The solution? "You have to have an affair with your spouse. You have to make something about your marital sex feel dangerous."
Other relationship experts agree on the benefits of "feigning an affair" with your spouse.
As sex therapist Moushumi Ghose told HuffPost, "Role-playing is a great way for couples to reignite that which may have been lost, by stepping out of their role as dutiful wife, husband and caregiver and getting back to that place where they can throw caution to the wind and embrace that raw, lewd side of themselves."
Even if you don't go so far as to meet like strangers in a bar, the key thing to remember is that you'll need to put in some effort.

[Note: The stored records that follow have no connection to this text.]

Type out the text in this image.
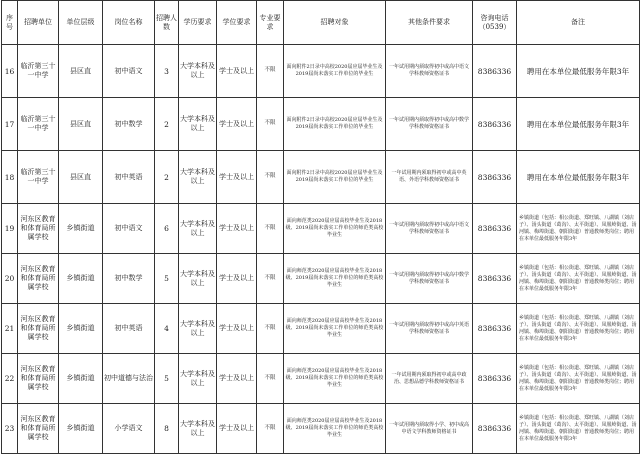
序号	招聘单位	单位层级	岗位名称	招聘人数	学历要求	学位要求	专业要求	招聘对象	其他条件要求	咨询电话（0539）	备注
16	临沂第三十一中学	县区直	初中语文	3	大学本科及以上	学士及以上	不限	面向附件2日录中高校2020届应届毕业生及2019届尚未落实工作单位的毕业生	一年试用期内须取得初中或高中语文学科教师资格证书	8386336	聘用在本单位最低服务年限3年
17	临沂第三十一中学	县区直	初中数学	2	大学本科及以上	学士及以上	不限	面向附件2日录中高校2020届应届毕业生及2019届尚未落实工作单位的毕业生	一年试用期内须取得初中或高中数学学科教师资格证书	8386336	聘用在本单位最低服务年限3年
18	临沂第三十一中学	县区直	初中英语	2	大学本科及以上	学士及以上	不限	面向附件2日录中高校2020届应届毕业生及2019届尚未落实工作单位的毕业生	一年试用期内须取得初中或高中英语、外语学科教师资格证书	8386336	聘用在本单位最低服务年限3年
19	河东区教育和体育局所属学校	乡镇街道	初中语文	6	大学本科及以上	学士及以上	不限	面向师范类2020届应届高校毕业生及2018级、2019届尚未落实工作单位的师范类高校毕业生	一年试用期内须取得初中或高中语文学科教师资格证书	8386336	乡镇街道（包括：相公街道、郑旺镇、八湖镇（刘店子）、汤头街道（葛沟）、太平街道）、凤凰岭街道、汤河镇、梅埠街道、朝阳街道）普通教师类岗位；聘用在本单位最低服务年限3年
20	河东区教育和体育局所属学校	乡镇街道	初中数学	5	大学本科及以上	学士及以上	不限	面向师范类2020届应届高校毕业生及2018级、2019届尚未落实工作单位的师范类高校毕业生	一年试用期内须取得初中或高中数学学科教师资格证书	8386336	乡镇街道（包括：相公街道、郑旺镇、八湖镇（刘店子）、汤头街道（葛沟）、太平街道）、凤凰岭街道、汤河镇、梅埠街道、朝阳街道）普通教师类岗位；聘用在本单位最低服务年限3年
21	河东区教育和体育局所属学校	乡镇街道	初中英语	4	大学本科及以上	学士及以上	不限	面向师范类2020届应届高校毕业生及2018级、2019届尚未落实工作单位的师范类高校毕业生	一年试用期内须取得初中或高中英语学科教师资格证书	8386336	乡镇街道（包括：相公街道、郑旺镇、八湖镇（刘店子）、汤头街道（葛沟）、太平街道）、凤凰岭街道、汤河镇、梅埠街道、朝阳街道）普通教师类岗位；聘用在本单位最低服务年限3年
22	河东区教育和体育局所属学校	乡镇街道	初中道德与法治	5	大学本科及以上	学士及以上	不限	面向师范类2020届应届高校毕业生及2018级、2019届尚未落实工作单位的师范类高校毕业生	一年试用期内须取得初中或高中政治、思想品德学科教师资格证书	8386336	乡镇街道（包括：相公街道、郑旺镇、八湖镇（刘店子）、汤头街道（葛沟）、太平街道）、凤凰岭街道、汤河镇、梅埠街道、朝阳街道）普通教师类岗位；聘用在本单位最低服务年限3年
23	河东区教育和体育局所属学校	乡镇街道	小学语文	8	大学本科及以上	学士及以上	不限	面向师范类2020届应届高校毕业生及2018级、2019届尚未落实工作单位的师范类高校毕业生	一年试用期内须取得小学、初中或高中语文学科教师资格证书	8386336	乡镇街道（包括：相公街道、郑旺镇、八湖镇（刘店子）、汤头街道（葛沟）、太平街道）、凤凰岭街道、汤河镇、梅埠街道、朝阳街道）普通教师类岗位；聘用在本单位最低服务年限3年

Relationship expert and marriage counselor Rachel Sussman previously told Business Insider, "People think, 'Oh, [passion] should just be there,'" Sussman said. "No! It shouldn't just be there. You have to create it."
Bat Sheva Marcus, the sexual dysfunction specialist and clinical director of The Medical Centre for Female Sexuality, even recommends scheduling sex on the calendar.
All this means you'll need to have some frank discussions with your partner about intimacy. "If you can have those conversations," Nelson said, "then it can be just as hot as affair sex — without the risk."